True, the underwriting formulations lenders develop on their own are over- and under-inclusive, but they evolve quickly with experimentation. Federal regulations micromanaging underwriting will not. 

Consider instead the lowly usury restriction – so crude, so Biblical-era – and yet…

To greatly simplify: Let’s set the price cap at P. If a lender makes only one loan at price P, it must limit expected losses on that loan to something less than P. The component of expected losses due to foreclosure is the product of the probability of foreclosure and the losses the foreclosure would produce for the lender. Let’s call that probability of foreclosure R (risk). Let’s call the maximum risk of foreclosure that a price P can sustain on a single loan R of P

If a lender originating a pool of loans can only charge price P, it can only make a profit if the pool of loans collectively presents a low enough risk of loss that P covers that loss.  Not every loan needs to make a profit, just the pool, so if some loans can be made at a price above the risk of loss posed, then others can be made at price P even if their expected losses exceed price P.  But limiting price to P will provide lenders with a very strong incentive to originate loans with an average foreclosure risk no larger than R of P, and to the degree that the market for lower risk loans is price-competitive, the average risk lenders will be able to profitably bear will be lower. 

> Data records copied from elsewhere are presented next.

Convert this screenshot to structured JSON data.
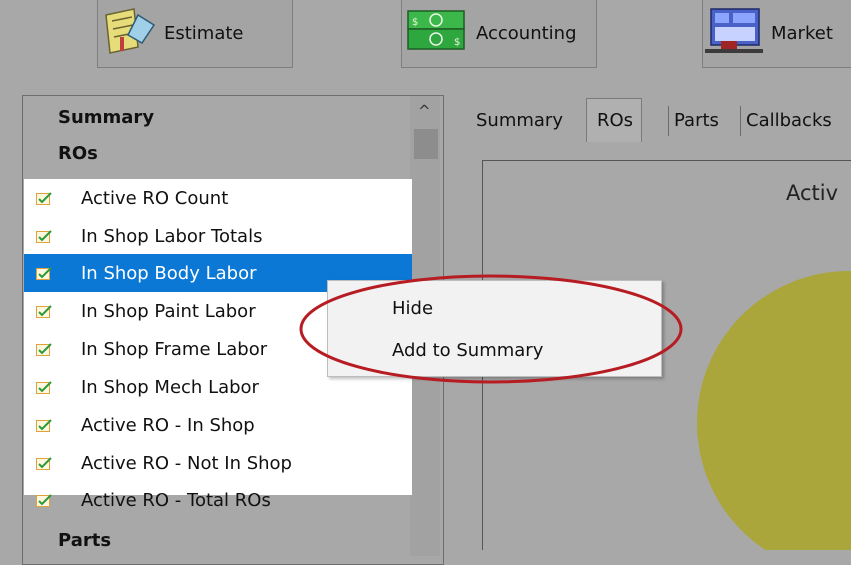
{
  "toolbar": {
    "estimate_label": "Estimate",
    "accounting_label": "Accounting",
    "marketing_label": "Market"
  },
  "sidebar": {
    "group_summary": "Summary",
    "group_ros": "ROs",
    "group_parts": "Parts",
    "items": [
      {
        "label": "Active RO Count",
        "checked": true
      },
      {
        "label": "In Shop Labor Totals",
        "checked": true
      },
      {
        "label": "In Shop Body Labor",
        "checked": true,
        "selected": true
      },
      {
        "label": "In Shop Paint Labor",
        "checked": true
      },
      {
        "label": "In Shop Frame Labor",
        "checked": true
      },
      {
        "label": "In Shop Mech Labor",
        "checked": true
      },
      {
        "label": "Active RO - In Shop",
        "checked": true
      },
      {
        "label": "Active RO - Not In Shop",
        "checked": true
      },
      {
        "label": "Active RO - Total ROs",
        "checked": true
      }
    ]
  },
  "tabs": [
    {
      "label": "Summary"
    },
    {
      "label": "ROs",
      "active": true
    },
    {
      "label": "Parts"
    },
    {
      "label": "Callbacks"
    }
  ],
  "chart": {
    "title": "Activ",
    "pie_color": "#aaa63c"
  },
  "context_menu": {
    "items": [
      {
        "label": "Hide"
      },
      {
        "label": "Add to Summary"
      }
    ]
  },
  "colors": {
    "selection": "#0b78d6",
    "annotation": "#b71c22"
  }
}
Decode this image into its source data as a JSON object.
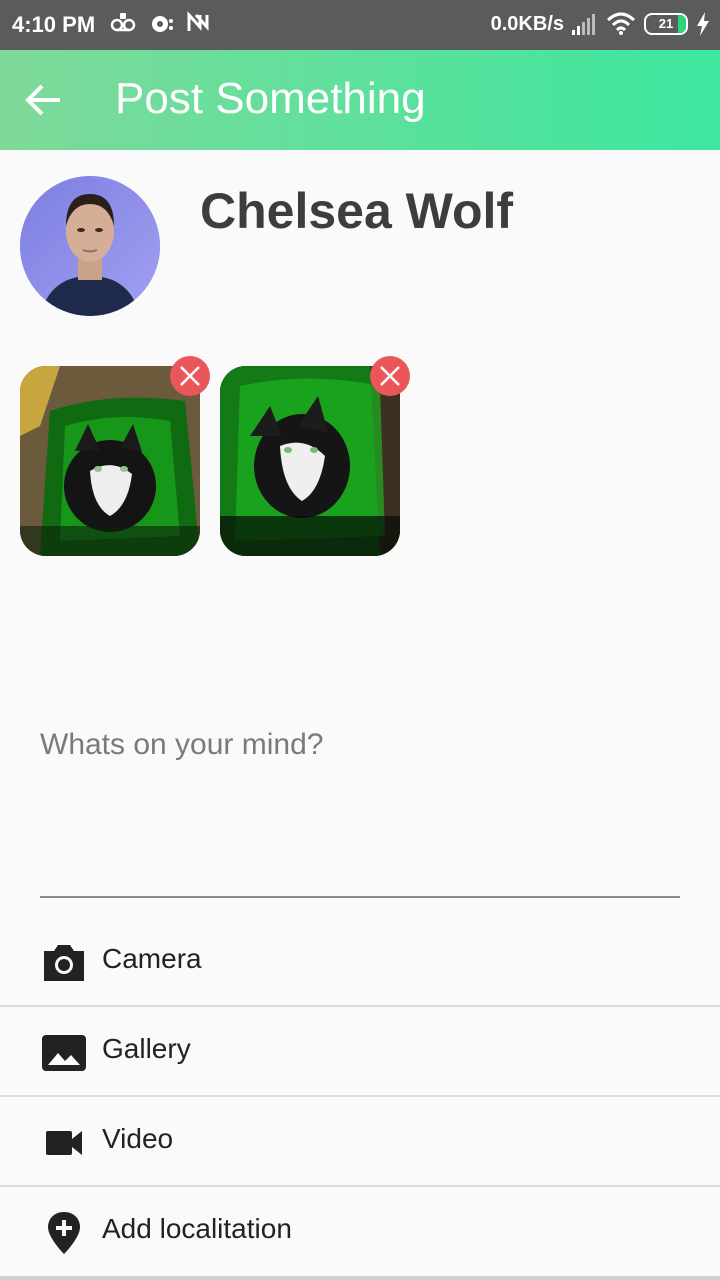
{
  "status_bar": {
    "time": "4:10 PM",
    "network_speed": "0.0KB/s",
    "battery": "21",
    "icons": [
      "voicemail-icon",
      "sync-icon",
      "nfc-icon",
      "signal-icon",
      "wifi-icon",
      "battery-icon",
      "charging-icon"
    ]
  },
  "app_bar": {
    "title": "Post Something",
    "back_icon": "arrow-left-icon",
    "color_start": "#7fd99a",
    "color_end": "#3de79e"
  },
  "user": {
    "name": "Chelsea Wolf"
  },
  "attachments": [
    {
      "type": "image",
      "remove_icon": "close-icon"
    },
    {
      "type": "image",
      "remove_icon": "close-icon"
    }
  ],
  "post": {
    "placeholder": "Whats on your mind?",
    "value": ""
  },
  "actions": [
    {
      "label": "Camera",
      "icon": "camera-icon"
    },
    {
      "label": "Gallery",
      "icon": "image-icon"
    },
    {
      "label": "Video",
      "icon": "videocam-icon"
    },
    {
      "label": "Add localitation",
      "icon": "add-location-icon"
    }
  ],
  "colors": {
    "remove_button": "#e9575b",
    "name_text": "#3d3d3d"
  }
}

The danger of price caps is that we will set P at the wrong point, either allowing for too much risk or permitting too little risk.  But this is no different than the danger of allowing too much risk or permitting too little risk posed by regulations that micromanage loan underwriting. 

The primary virtue of using price caps to limit risk is that lenders can then decide how to keep mortgage risk within this R of P, selecting whatever combinations of loan structure and underwriting criteria they determine, based on ever-changing data, will do so.  So while a price cap may facially appear to be a blunt instrument, it actually allows for more nuanced, creative, responsive, and accurate underwriting than does Dodd Frank’s proposed set of credit history, debt load, and LTV ratio rules. 

A second virtue of price caps is that they would be easier to enforce, and thus more likely to be enforced, than detailed underwriting rules. This is not to say that a price cap ought to take the simple 6% or 8% form of yore – price caps need to move with the price of money, account for the relative greater size of fixed costs for smaller loans, and be paired with rules that cut off various tricks that could otherwise be used to circumvent the caps. But the resulting regime still seems easier to define and apply, and more difficult for lenders to evade, than rules that attempt to micromanage underwriting.